Ieri Patrizio Gonnella, presidente di Antigone, si è rivolto “a tutti i direttori delle carceri e a tutti i magistrati di sorveglianza affinché assicurino un contatto telefonico quotidiano dei detenuti con i propri famigliari e affinché più gente possibile, che sta scontando una parte finale della propria pena, possa accedere alle suddette misure alternative alla detenzione. È un grande sforzo che va fatto immediatamente, anche per allentare la tensione che sta crescendo negli istituti di pena, oltre che per riconoscere i diritti fondamentali.” Il presidente di Antigone ha anche ribadito la richiesta al governo riguardante “l’aumento della durata delle telefonate con i parenti e l’incentivo ad adottare misure alternative e di detenzione domiciliare.”
AGGIORNAMENTO 10/03/2020
Anche ieri nelle carceri di tutta Italia è stata una giornata di proteste: le rivolte si sono estese a Bologna, Padova, Isernia, Udine, Pescara, Melfi — dove i detenuti hanno preso in ostaggio sette persone — Prato, e varie altre città. A Foggia, dopo l’evasione di alcune decine di reclusi, ci sono ancora 34 ricercati. A San Vittore la situazione è parzialmente tornata alla normalità ieri pomeriggio, dopo che i detenuti sono saliti sul tetto esponendo uno striscione con la scritta “indulto.” A quanto pare, due reparti del penitenziario sono distrutti, e circa 400 detenuti dovranno essere spostati.

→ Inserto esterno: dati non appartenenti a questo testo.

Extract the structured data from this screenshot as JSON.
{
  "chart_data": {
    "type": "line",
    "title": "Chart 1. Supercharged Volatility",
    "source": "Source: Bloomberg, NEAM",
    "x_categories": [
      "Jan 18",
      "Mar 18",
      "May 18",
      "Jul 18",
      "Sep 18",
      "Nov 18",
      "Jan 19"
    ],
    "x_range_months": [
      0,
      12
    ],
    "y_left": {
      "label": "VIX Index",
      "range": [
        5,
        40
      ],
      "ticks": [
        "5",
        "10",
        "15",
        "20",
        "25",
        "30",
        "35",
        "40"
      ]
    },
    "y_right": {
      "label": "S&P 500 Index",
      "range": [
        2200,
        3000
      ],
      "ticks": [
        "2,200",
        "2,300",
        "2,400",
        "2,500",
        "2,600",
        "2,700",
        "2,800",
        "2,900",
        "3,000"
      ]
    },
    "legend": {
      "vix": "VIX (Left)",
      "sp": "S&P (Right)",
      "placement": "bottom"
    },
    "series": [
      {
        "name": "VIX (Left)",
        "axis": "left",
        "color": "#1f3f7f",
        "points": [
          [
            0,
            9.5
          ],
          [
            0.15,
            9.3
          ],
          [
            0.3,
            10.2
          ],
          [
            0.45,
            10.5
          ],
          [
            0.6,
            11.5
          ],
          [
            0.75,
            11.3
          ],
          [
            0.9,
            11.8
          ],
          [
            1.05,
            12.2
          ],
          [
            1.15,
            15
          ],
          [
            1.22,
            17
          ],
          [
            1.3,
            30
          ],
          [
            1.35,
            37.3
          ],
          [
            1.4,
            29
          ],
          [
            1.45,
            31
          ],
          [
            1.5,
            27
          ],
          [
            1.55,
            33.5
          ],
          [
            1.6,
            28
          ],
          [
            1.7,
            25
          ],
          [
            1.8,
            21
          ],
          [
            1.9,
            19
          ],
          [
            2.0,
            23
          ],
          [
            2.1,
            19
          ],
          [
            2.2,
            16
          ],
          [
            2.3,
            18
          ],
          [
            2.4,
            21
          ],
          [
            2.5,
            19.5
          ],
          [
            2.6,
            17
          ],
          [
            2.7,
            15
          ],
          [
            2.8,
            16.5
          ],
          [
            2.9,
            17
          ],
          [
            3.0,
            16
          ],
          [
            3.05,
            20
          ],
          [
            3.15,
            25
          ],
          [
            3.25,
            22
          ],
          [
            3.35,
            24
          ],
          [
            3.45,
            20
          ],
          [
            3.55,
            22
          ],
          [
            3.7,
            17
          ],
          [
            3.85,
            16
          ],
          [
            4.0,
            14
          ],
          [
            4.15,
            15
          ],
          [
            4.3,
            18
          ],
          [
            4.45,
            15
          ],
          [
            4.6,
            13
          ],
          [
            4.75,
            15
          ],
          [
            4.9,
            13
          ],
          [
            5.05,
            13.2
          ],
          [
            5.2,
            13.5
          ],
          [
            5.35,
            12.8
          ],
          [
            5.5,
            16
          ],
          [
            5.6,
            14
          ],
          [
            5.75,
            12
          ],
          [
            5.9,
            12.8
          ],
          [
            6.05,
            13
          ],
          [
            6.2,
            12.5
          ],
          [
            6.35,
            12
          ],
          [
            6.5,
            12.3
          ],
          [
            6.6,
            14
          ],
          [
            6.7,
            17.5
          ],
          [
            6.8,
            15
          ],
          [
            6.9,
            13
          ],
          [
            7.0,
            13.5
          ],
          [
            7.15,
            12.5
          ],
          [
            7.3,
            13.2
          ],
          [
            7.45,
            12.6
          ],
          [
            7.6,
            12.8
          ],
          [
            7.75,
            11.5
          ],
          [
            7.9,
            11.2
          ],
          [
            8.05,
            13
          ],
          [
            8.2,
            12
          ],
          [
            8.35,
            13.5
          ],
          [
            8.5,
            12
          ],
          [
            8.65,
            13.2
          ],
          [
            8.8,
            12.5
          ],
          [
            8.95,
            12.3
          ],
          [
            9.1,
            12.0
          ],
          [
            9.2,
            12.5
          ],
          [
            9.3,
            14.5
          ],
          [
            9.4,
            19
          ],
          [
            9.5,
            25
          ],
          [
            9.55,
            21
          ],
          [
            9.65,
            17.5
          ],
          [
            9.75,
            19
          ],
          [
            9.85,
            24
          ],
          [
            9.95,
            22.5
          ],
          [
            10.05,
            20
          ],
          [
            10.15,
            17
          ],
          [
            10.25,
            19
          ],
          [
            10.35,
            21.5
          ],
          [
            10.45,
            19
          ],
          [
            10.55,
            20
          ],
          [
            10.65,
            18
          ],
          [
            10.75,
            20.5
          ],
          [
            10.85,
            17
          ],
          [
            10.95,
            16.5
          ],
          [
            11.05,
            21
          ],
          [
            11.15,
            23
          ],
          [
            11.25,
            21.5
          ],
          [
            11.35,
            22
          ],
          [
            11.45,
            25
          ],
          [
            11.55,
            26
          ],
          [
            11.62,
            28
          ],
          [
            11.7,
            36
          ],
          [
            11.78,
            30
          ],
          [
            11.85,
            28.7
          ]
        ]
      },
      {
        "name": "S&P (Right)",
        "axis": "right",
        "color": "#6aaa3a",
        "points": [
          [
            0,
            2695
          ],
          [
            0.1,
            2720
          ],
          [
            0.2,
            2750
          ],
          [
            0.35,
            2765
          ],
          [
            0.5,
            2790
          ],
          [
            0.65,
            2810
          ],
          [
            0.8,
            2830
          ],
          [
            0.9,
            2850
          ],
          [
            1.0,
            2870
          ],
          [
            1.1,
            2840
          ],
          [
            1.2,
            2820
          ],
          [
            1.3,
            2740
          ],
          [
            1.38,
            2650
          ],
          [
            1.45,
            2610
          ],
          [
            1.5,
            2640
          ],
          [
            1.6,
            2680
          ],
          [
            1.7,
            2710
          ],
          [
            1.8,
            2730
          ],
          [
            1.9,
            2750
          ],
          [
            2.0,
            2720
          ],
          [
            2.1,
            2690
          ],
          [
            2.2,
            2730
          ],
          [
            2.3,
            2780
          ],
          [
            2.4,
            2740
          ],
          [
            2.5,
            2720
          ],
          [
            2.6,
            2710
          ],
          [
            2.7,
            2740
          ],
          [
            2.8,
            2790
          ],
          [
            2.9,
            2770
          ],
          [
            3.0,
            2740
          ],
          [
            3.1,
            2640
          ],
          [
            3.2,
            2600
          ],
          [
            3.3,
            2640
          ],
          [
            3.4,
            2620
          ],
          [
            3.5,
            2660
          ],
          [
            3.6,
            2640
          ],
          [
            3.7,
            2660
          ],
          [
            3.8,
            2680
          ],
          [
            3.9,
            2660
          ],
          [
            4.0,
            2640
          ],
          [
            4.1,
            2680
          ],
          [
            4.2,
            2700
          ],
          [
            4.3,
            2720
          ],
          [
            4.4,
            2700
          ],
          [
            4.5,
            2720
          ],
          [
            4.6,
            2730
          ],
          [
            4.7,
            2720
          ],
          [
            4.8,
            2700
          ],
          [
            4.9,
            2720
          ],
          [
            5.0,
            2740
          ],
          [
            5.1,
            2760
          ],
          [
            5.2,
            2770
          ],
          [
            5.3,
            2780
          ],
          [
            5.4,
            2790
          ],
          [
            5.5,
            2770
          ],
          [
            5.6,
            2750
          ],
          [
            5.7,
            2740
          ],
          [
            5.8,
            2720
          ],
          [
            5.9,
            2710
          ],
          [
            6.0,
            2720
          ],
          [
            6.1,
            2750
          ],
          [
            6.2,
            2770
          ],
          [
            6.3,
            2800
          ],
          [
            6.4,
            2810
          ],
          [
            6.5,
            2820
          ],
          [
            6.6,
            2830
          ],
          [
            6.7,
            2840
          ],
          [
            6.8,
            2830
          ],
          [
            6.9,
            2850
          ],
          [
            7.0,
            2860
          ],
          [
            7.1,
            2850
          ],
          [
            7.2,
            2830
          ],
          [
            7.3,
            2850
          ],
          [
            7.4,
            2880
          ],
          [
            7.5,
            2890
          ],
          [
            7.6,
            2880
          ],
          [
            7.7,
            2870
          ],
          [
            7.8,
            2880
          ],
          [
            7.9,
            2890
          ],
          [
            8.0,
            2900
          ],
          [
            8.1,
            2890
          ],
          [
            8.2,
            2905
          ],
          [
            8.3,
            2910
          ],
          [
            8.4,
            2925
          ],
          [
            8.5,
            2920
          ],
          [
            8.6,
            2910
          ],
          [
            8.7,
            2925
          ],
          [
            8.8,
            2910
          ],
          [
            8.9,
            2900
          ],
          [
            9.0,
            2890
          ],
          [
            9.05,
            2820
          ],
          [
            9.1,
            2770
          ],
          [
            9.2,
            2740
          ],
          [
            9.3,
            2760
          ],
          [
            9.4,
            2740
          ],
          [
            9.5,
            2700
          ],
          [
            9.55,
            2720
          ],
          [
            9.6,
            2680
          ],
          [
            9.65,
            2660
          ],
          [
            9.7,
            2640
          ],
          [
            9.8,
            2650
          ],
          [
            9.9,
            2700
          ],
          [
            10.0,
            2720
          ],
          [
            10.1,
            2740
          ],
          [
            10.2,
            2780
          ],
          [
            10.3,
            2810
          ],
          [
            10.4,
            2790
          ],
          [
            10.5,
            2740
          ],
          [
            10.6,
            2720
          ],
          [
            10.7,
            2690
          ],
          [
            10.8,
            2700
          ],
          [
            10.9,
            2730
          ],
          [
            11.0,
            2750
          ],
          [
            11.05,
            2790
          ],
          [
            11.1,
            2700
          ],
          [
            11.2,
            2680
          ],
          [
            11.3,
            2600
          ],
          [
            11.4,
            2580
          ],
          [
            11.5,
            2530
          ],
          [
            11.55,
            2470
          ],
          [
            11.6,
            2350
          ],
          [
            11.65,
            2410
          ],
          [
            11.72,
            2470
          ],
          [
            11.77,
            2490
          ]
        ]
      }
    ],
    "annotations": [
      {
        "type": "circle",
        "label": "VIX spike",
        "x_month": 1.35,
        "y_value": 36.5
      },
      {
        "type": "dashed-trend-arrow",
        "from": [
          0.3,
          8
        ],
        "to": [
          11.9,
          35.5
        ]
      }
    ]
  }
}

Il bilancio più tragico resta quello del carcere di Modena, dove ci sono sette detenuti morti (quattro di loro dopo essere trasferiti in altre strutture) e sei in prognosi riservata. La dinamica dell’accaduto è ancora poco chiara: secondo la versione dell’amministrazione penitenziaria, almeno due dei reclusi sono morti in seguito a un’overdose di farmaci trafugati dall’infermeria. Ma il timore maggiore era che il contagio da Covid-19 potesse diffondersi all’interno del carcere, e sembra che sia successo: proprio all’interno del carcere di Modena l’Ausl locale ha confermato che un detenuto è risultato positivo al tampone.
In tutto questo, il ministro della Giustizia Bonafede ha parlato soltanto ieri, e in maniera piuttosto piccata, con un discorso su Facebook che dimostra nessuna comprensione per le ragioni della protesta e nessuna empatia con le condizioni di vita dei detenuti, a cui ha consigliato di “mantenere la calma e rispettare le regole” perché “ogni protesta attraverso la violenza è solo da condannare e non porterà ad alcun risultato.” Domani il ministro riferirà in parlamento.
Una precedente versione di questo articolo riportava sei vittime anche nel carcere di Foggia, dove invece non ce ne sono fortunatamente state. Ci scusiamo per l’imprecisione.